Applied Statistics

Jeremy Miles pointed me to this article by Leonhard Held with what might seem like an appealing brew of classical, Bayesian, and graphical statistics:

P values are the most commonly used tool to measure evidence against a hypothesis. Several attempts have been made to transform P values to minimum Bayes factors and minimum posterior probabilities of the hypothesis under consideration. . . . I [Held] propose a graphical approach which easily translates any prior probability and P value to minimum posterior probabilities. The approach allows to visually inspect the dependence of the minimum posterior probability on the prior probability of the null hypothesis. . . . propose a graphical approach which easily translates any prior probability and P value to minimum posterior probabilities. The approach allows to visually inspect the dependence of the minimum posterior probability on the prior probability of the null hypothesis.

I think the author means well, and I believe that this tool might well be useful in his statistical practice (following the doctrine that it’s just about always a good idea to formalize what you’re already doing).

That said, I really don’t like this sort of thing. My problem with this approach, as indicated by my title above, is that it’s trying to make p-values do something they’re not good at. What a p-value is good at is summarizing the evidence regarding a particular misfit of model do data.

Rather than go on and on about the general point, I’ll focus on the example (which starts on page 6 of the paper). Here’s the punchline:

At the end of the trial a clinically important and statistically significant difference in
survival was found (9% improvement in 2 year survival, 95% CI: 3-15%.

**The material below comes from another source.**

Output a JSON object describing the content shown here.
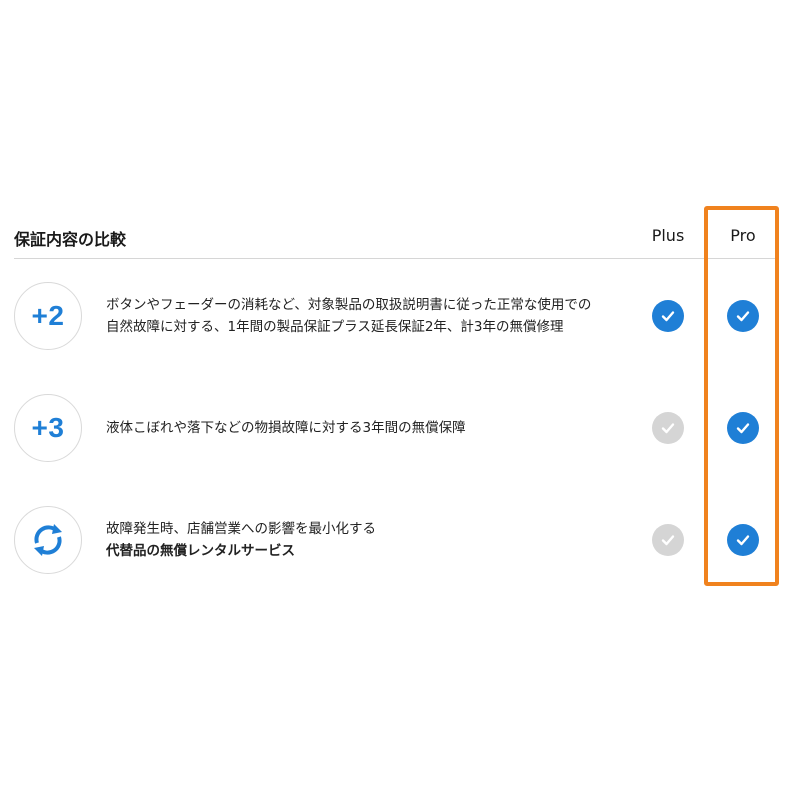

Game, set, and match. If you want, feel free to combine this with prior information and get a posterior distribution. But please, please, parameterize this in terms of the treatment effect: put a prior on it, do what you want. Adding prior information can change your confidence interval, possibly shrink it toward zero–that’s fine. And if you want to do a decision analysis, you’ll want to summarize your inference not merely by an interval estimate but by a full probability distribution–that’s cool too. You might even be able to use hierarchical Bayes methods to embed this study into a larger analysis including other experimental data. Go for it.

But to summarize the current experiment, I’d say the classical confidence interval (or its Bayesian equivalent, the posterior interval based on a weakly informative prior) wins hands down. And, yes, the classical p-value is fine too. It is what it is, and its low value correctly conveys that a difference as large as observed in the data is highly unlikely to have occurred by chance.